Одно, чего желал теперь Пьер всеми силами своей души, было то, чтобы выйти поскорее из тех страшных впечатлений, в которых он жил этот день, вернуться к обычным условиям жизни и заснуть спокойно в комнате на своей постели. Только в обычных условиях жизни он чувствовал, что будет в состоянии понять самого себя и все то, что он видел и испытал. Но этих обычных условий жизни нигде не было.
Хотя ядра и пули не свистали здесь по дороге, по которой он шел, но со всех сторон было то же, что было там, на поле сражения. Те же были страдающие, измученные и иногда странно равнодушные лица, та же кровь, те же солдатские шинели, те же звуки стрельбы, хотя и отдаленной, но все еще наводящей ужас; кроме того, была духота и пыль.
Пройдя версты три по большой Можайской дороге, Пьер сел на краю ее.
Сумерки спустились на землю, и гул орудий затих. Пьер, облокотившись на руку, лег и лежал так долго, глядя на продвигавшиеся мимо него в темноте тени. Беспрестанно ему казалось, что с страшным свистом налетало на него ядро; он вздрагивал и приподнимался. Он не помнил, сколько времени он пробыл тут. В середине ночи трое солдат, притащив сучьев, поместились подле него и стали разводить огонь.
Солдаты, покосившись на Пьера, развели огонь, поставили на него котелок, накрошили в него сухарей и положили сала. Приятный запах съестного и жирного яства слился с запахом дыма. Пьер приподнялся и вздохнул. Солдаты (их было трое) ели, не обращая внимания на Пьера, и разговаривали между собой.
– Да ты из каких будешь? – вдруг обратился к Пьеру один из солдат, очевидно, под этим вопросом подразумевая то, что и думал Пьер, именно: ежели ты есть хочешь, мы дадим, только скажи, честный ли ты человек?
– Я? я?.. – сказал Пьер, чувствуя необходимость умалить как возможно свое общественное положение, чтобы быть ближе и понятнее для солдат. – Я по настоящему ополченный офицер, только моей дружины тут нет; я приезжал на сраженье и потерял своих.

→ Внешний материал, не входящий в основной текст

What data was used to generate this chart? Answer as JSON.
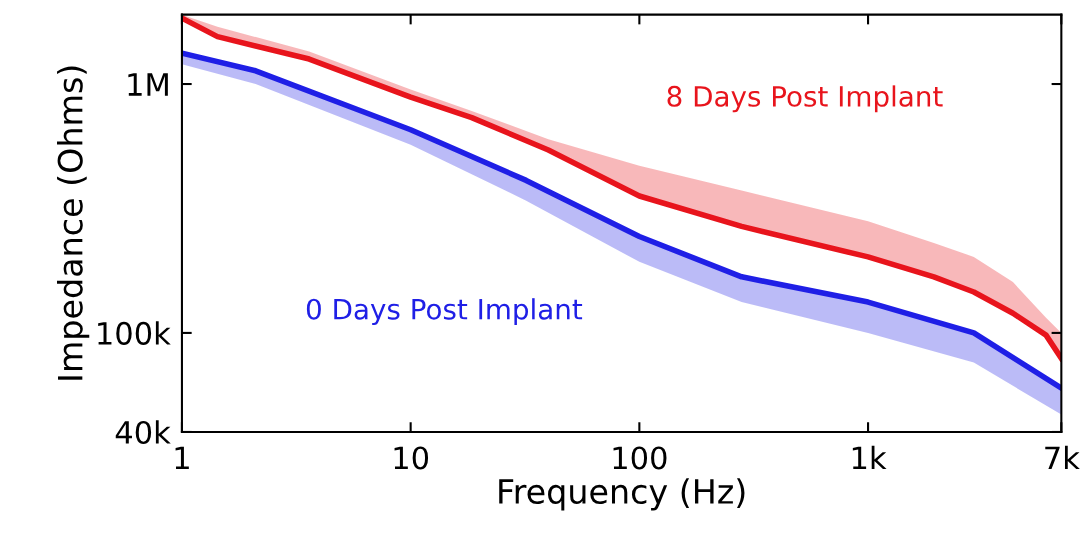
{
  "chart_data": {
    "type": "line",
    "xlabel": "Frequency (Hz)",
    "ylabel": "Impedance (Ohms)",
    "log": "xy",
    "xlim": [
      1,
      7000
    ],
    "xticks": [
      1,
      10,
      {
        "value": 100,
        "label": "100"
      },
      {
        "value": 1000,
        "label": "1k"
      },
      {
        "value": 7000,
        "label": "7k"
      }
    ],
    "ylim": [
      40000,
      1900000
    ],
    "yticks": [
      {
        "value": 40000,
        "label": "40k"
      },
      {
        "value": 100000,
        "label": "100k"
      },
      {
        "value": 1000000,
        "label": "1M"
      }
    ],
    "grid": false,
    "series": [
      {
        "name": "8 Days Post Implant",
        "color": "#e8141c",
        "x": [
          1,
          1.43,
          3.6,
          10,
          18.5,
          40,
          100,
          280,
          1000,
          1940,
          2900,
          4300,
          6000,
          7000
        ],
        "values": [
          1840000,
          1550000,
          1260000,
          885000,
          733000,
          543000,
          355000,
          268000,
          202000,
          168000,
          146000,
          120000,
          98000,
          79000
        ],
        "lower": [
          1840000,
          1550000,
          1260000,
          885000,
          733000,
          543000,
          355000,
          268000,
          202000,
          168000,
          146000,
          120000,
          98000,
          79000
        ],
        "upper": [
          1900000,
          1700000,
          1350000,
          950000,
          780000,
          600000,
          470000,
          373000,
          281000,
          230000,
          202000,
          160000,
          115000,
          100000
        ]
      },
      {
        "name": "0 Days Post Implant",
        "color": "#1f1fe6",
        "x": [
          1,
          2.1,
          10,
          32,
          100,
          280,
          1000,
          2900,
          7000
        ],
        "values": [
          1330000,
          1130000,
          655000,
          410000,
          244000,
          168000,
          133000,
          100000,
          60000
        ],
        "lower": [
          1200000,
          1000000,
          570000,
          340000,
          193000,
          133000,
          100000,
          76000,
          47000
        ],
        "upper": [
          1330000,
          1130000,
          655000,
          410000,
          244000,
          168000,
          133000,
          100000,
          60000
        ]
      }
    ]
  }
}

– Вишь ты! – сказал один из солдат.
Другой солдат покачал головой.
– Что ж, поешь, коли хочешь, кавардачку! – сказал первый и подал Пьеру, облизав ее, деревянную ложку.
Пьер подсел к огню и стал есть кавардачок, то кушанье, которое было в котелке и которое ему казалось самым вкусным из всех кушаний, которые он когда либо ел. В то время как он жадно, нагнувшись над котелком, забирая большие ложки, пережевывал одну за другой и лицо его было видно в свете огня, солдаты молча смотрели на него.
– Тебе куды надо то? Ты скажи! – спросил опять один из них.
– Мне в Можайск.
– Ты, стало, барин?
– Да.
– А как звать?
– Петр Кириллович.
– Ну, Петр Кириллович, пойдем, мы тебя отведем. В совершенной темноте солдаты вместе с Пьером пошли к Можайску.
Уже петухи пели, когда они дошли до Можайска и стали подниматься на крутую городскую гору. Пьер шел вместе с солдатами, совершенно забыв, что его постоялый двор был внизу под горою и что он уже прошел его. Он бы не вспомнил этого (в таком он находился состоянии потерянности), ежели бы с ним не столкнулся на половине горы его берейтор, ходивший его отыскивать по городу и возвращавшийся назад к своему постоялому двору. Берейтор узнал Пьера по его шляпе, белевшей в темноте.
– Ваше сиятельство, – проговорил он, – а уж мы отчаялись. Что ж вы пешком? Куда же вы, пожалуйте!
– Ах да, – сказал Пьер.
Солдаты приостановились.
– Ну что, нашел своих? – сказал один из них.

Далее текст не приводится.